Comparison of single bout effects of bicycle training versus locomotor training on paired reflex depression of the soleus H-reflex after motor incomplete spinal cord injury
- PMID: 19577036
 - DOI: 10.1016/j.apmr.2009.01.022
 
Comparison of single bout effects of bicycle training versus locomotor training on paired reflex depression of the soleus H-reflex after motor incomplete spinal cord injury
Abstract
Objective: To examine paired reflex depression changes post 20-minute bout each of 2 training environments: stationary bicycle ergometer training (bicycle training) and treadmill with body weight support and manual assistance (locomotor training).
Design: Pretest-posttest repeated-measures.
Setting: Locomotor laboratory.
Participants: Motor incomplete SCI (n=12; mean, 44+/-16y); noninjured subjects (n=11; mean, 30.8+/-8.3y).
Intervention: All subjects received each type of training on 2 separate days.

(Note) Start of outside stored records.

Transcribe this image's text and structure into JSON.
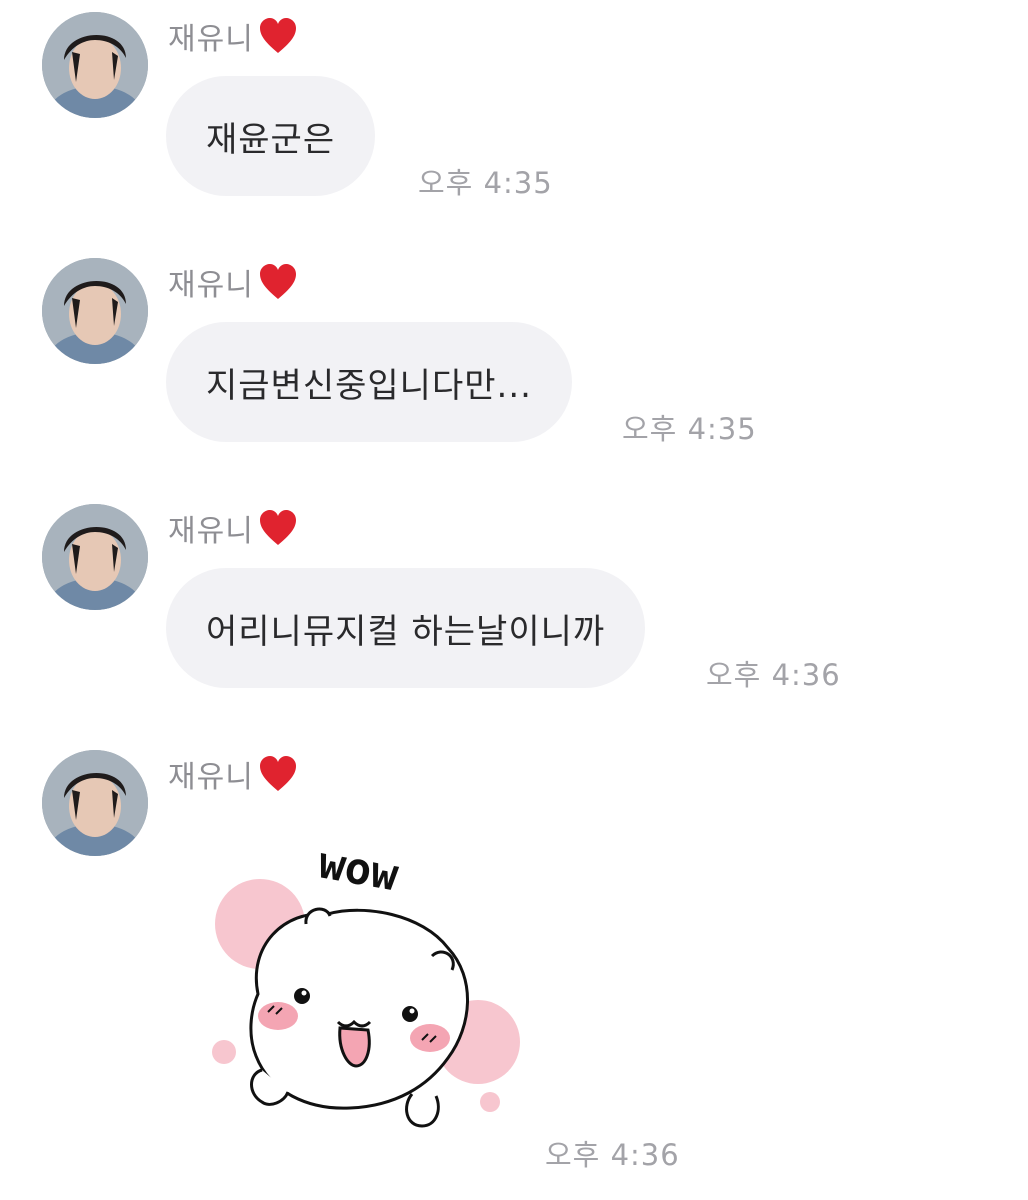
{
  "messages": [
    {
      "sender": "재유니",
      "text": "재윤군은",
      "time": "오후 4:35"
    },
    {
      "sender": "재유니",
      "text": "지금변신중입니다만...",
      "time": "오후 4:35"
    },
    {
      "sender": "재유니",
      "text": "어리니뮤지컬 하는날이니까",
      "time": "오후 4:36"
    },
    {
      "sender": "재유니",
      "sticker": {
        "text": "wow",
        "icon": "wow-bear-sticker"
      },
      "time": "오후 4:36"
    }
  ],
  "colors": {
    "bubble": "#f2f2f5",
    "sender_name": "#8e8e93",
    "timestamp": "#a3a3a8",
    "heart": "#e0232f",
    "sticker_blush": "#f7c6cf"
  }
}
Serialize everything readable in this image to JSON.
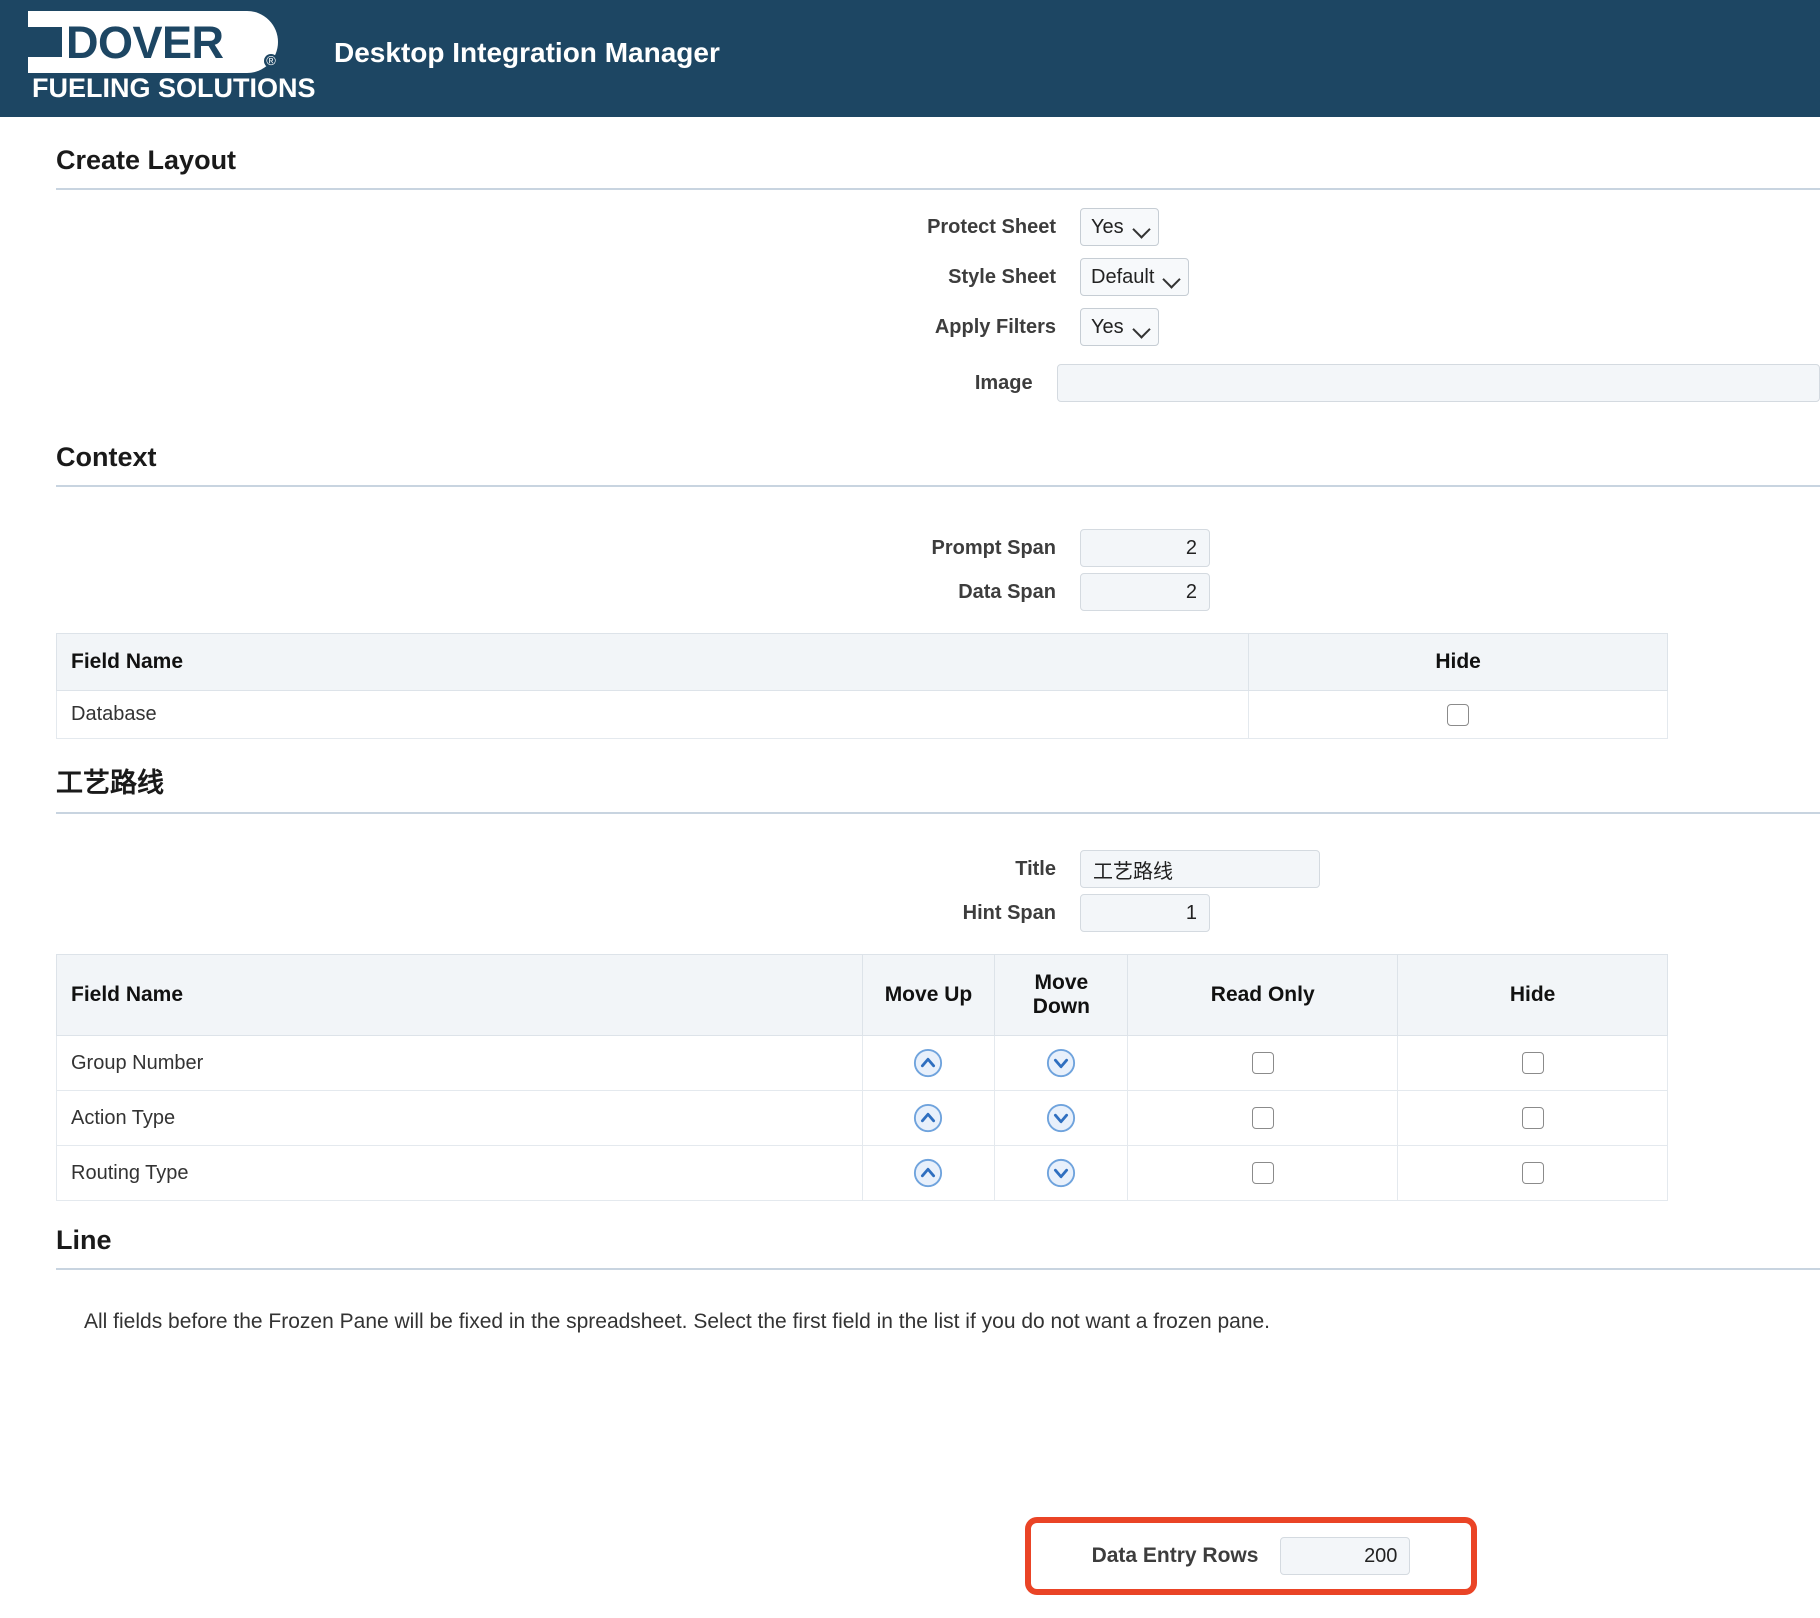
{
  "header": {
    "logo_primary": "DOVER",
    "logo_registered": "®",
    "logo_tagline": "FUELING SOLUTIONS",
    "app_title": "Desktop Integration Manager",
    "background_color": "#1d4663"
  },
  "create_layout": {
    "section_title": "Create Layout",
    "fields": {
      "protect_sheet": {
        "label": "Protect Sheet",
        "value": "Yes"
      },
      "style_sheet": {
        "label": "Style Sheet",
        "value": "Default"
      },
      "apply_filters": {
        "label": "Apply Filters",
        "value": "Yes"
      },
      "image": {
        "label": "Image",
        "value": "",
        "placeholder": ""
      }
    }
  },
  "context": {
    "section_title": "Context",
    "fields": {
      "prompt_span": {
        "label": "Prompt Span",
        "value": "2"
      },
      "data_span": {
        "label": "Data Span",
        "value": "2"
      }
    },
    "table": {
      "columns": [
        "Field Name",
        "Hide"
      ],
      "rows": [
        {
          "field_name": "Database",
          "hide": false
        }
      ]
    }
  },
  "routing": {
    "section_title": "工艺路线",
    "fields": {
      "title": {
        "label": "Title",
        "value": "工艺路线"
      },
      "hint_span": {
        "label": "Hint Span",
        "value": "1"
      }
    },
    "table": {
      "columns": [
        "Field Name",
        "Move Up",
        "Move Down",
        "Read Only",
        "Hide"
      ],
      "rows": [
        {
          "field_name": "Group Number",
          "read_only": false,
          "hide": false
        },
        {
          "field_name": "Action Type",
          "read_only": false,
          "hide": false
        },
        {
          "field_name": "Routing Type",
          "read_only": false,
          "hide": false
        }
      ]
    }
  },
  "line": {
    "section_title": "Line",
    "hint": "All fields before the Frozen Pane will be fixed in the spreadsheet. Select the first field in the list if you do not want a frozen pane.",
    "data_entry_rows": {
      "label": "Data Entry Rows",
      "value": "200"
    },
    "highlight_color": "#ea4426"
  },
  "icons": {
    "move_up": "chevron-up-circle-icon",
    "move_down": "chevron-down-circle-icon",
    "dropdown": "chevron-down-icon"
  }
}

Main outcome measure: Paired reflex depression at different interstimulus intervals (10 s, 1 s, 500 ms, 200 ms, and 100 ms) was measured before and after both types of training.
Results: (1) Depression was significantly less post-SCI compared with noninjured subjects at all interstimulus intervals and (2) post-SCI at 100-millisecond interstimulus interval: reflex depression significantly increased postbicycle training in all SCI subjects and in the chronic and spastic subgroups (P<.05).
Conclusions: Phase-dependent regulation of reflex excitability, essential to normal locomotion, coordinated by pre- and postsynaptic inhibitory processes (convergent action of descending and segmental inputs onto spinal circuits) is impaired post-SCI. Paired reflex depression provides a quantitative assay of inhibitory processes contributing to phase-dependent changes in reflex excitability. Because bicycle training normalized reflex depression, we propose that bicycling may have a potential role in walking rehabilitation, and future studies should examine the long-term effects on subclinical measures of reflex activity and its relationship to functional outcomes.